June 08, 2022

Taking Care: The Third Pillar

By Kendall Braunstein
Taking Care: The Third Pillar

Taking Care: The Third Pillar (of Ethics) 

Taking care of self/environment. The two are not distinguishable. Being nature, we aren't separate from our environment and whatever happens in our environment will directly impact us. So, our third ethical pillar involves taking care. 

In the second pillar we touched on how there's an ethical difference in buying products knowing they're harmful and choosing to buy them, and buying products with harmful ingredients unknowingly.

When you purchase these products (take lysol, for example) you're not only affecting your health when you buy and use it, you're also affecting the health of those around you. There's a chain reaction and we're seeing this play out with plastic in the ocean.

I believe we are nature, and as intelligent beings we have the ability to be cosmic stewards for the betterment of earth and all life forms. I believe nature has designed us to be her caretakers. And the first step to being a good steward is realizing that everything in nature is connected. So when we pollute the oceans with plastic, we'll end up eating that same plastic. But when we take care of our environments, our environments will take care of us. 

I think Darwin got it wrong. I don't think nature works on the principle of conflict; it's  not about war and survival of the fittest. I think nature works on the principle of trust and cooperation and beneficial relationships.
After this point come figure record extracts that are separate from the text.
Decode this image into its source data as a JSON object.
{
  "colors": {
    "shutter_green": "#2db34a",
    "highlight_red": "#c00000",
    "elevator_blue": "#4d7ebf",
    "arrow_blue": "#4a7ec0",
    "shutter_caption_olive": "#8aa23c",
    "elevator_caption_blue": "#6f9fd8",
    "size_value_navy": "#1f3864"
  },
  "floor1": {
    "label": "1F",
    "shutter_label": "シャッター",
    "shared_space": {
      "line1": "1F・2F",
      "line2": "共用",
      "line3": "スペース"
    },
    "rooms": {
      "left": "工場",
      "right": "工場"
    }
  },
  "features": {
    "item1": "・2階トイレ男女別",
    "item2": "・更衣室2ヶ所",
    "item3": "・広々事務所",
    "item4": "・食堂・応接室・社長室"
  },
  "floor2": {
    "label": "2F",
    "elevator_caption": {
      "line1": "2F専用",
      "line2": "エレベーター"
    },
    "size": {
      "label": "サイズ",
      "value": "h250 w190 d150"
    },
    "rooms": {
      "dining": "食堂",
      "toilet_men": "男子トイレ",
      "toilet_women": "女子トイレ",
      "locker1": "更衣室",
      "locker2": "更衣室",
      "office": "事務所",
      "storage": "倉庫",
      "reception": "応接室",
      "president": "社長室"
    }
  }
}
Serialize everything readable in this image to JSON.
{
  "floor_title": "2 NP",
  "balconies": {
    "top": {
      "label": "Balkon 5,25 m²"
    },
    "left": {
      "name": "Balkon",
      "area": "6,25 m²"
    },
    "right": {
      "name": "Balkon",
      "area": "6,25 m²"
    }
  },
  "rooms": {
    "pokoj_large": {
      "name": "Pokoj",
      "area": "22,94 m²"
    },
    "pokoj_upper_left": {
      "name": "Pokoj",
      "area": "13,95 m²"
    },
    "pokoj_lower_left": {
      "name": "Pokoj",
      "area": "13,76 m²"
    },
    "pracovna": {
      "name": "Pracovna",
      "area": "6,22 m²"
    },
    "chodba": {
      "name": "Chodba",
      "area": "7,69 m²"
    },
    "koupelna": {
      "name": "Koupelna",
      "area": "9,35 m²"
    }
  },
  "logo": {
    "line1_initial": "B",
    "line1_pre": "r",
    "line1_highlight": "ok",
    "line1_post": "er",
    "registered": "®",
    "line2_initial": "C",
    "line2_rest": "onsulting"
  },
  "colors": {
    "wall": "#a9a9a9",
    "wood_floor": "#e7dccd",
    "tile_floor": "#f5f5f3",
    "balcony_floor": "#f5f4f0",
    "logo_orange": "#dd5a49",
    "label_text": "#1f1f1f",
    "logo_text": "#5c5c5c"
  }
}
And when something ceases to be cooperative and beneficial it becomes harmful to the overall ecosystem, and that causes conflict. This is something that Terence McKenna talked about in his book The Archaic Revival, who laid it out with an eloquence I won't attempt to paraphrase:

"Connectedness and symbiosis. Like plants, we need to maximize the qualities of connectedness and symbiosis. Plant-based approaches to modeling the world include awareness of the fractal and branching nature of community action. A treelike network of symbiotic relationships can now replace the model of evolution that we inherited from the 19th century [...] Later, more sophisticated observers (C. H. Waddington and Erich Jantsch) found not the War in Nature that Darwinists reported but rather a situation in which it was not competitive ability but ability to maximize cooperation with other species that most directly contributed to an organism's being able to function and endure as a member of a biome...

The matted floor of a tropical rain forest is an environment of great chemical diversity; the topology approaches that of brain tissue in its complexity. Within the network of interconnected roots, complex chemicals are being transmitted and received. Co-adaptive evolution and symbiotic relationships regulate this entire system with a ubiquitousness that argues for the evolutionary primacy of these cooperative strategies. For example, mycorrhizal fungi live in symbiosis on the outside of plant roots and gently balance and buffer the mineral-laden water that is moving through them to the roots of their host." (p. 221-222)

I believe we can play a beneficial role for our environments. By recognizing the natural importance of symbiosis and connectedness, we can develop real world strategies to help deescalate some of the harm we've caused to our environments, and forge a better path forward.

McKenna did too:

"Recycling. Like plants we need to recycle. On a cosmic scale we are no more mobile than plants [...] Plants are fixed. They cannot easily move to richer nutrients or leave an area if they foul or deplete it. They must recycle well. The fostering of a plant-based ethic that emulates the way in which the botanical world uses and replaces resources is sine qua non for planetary survival." (p. 222)

Refilling is a pragmatic approach to recycling well. It eliminates excess packaging, chemicals, and waste; and I believe it's the emulation of a plant based ethic.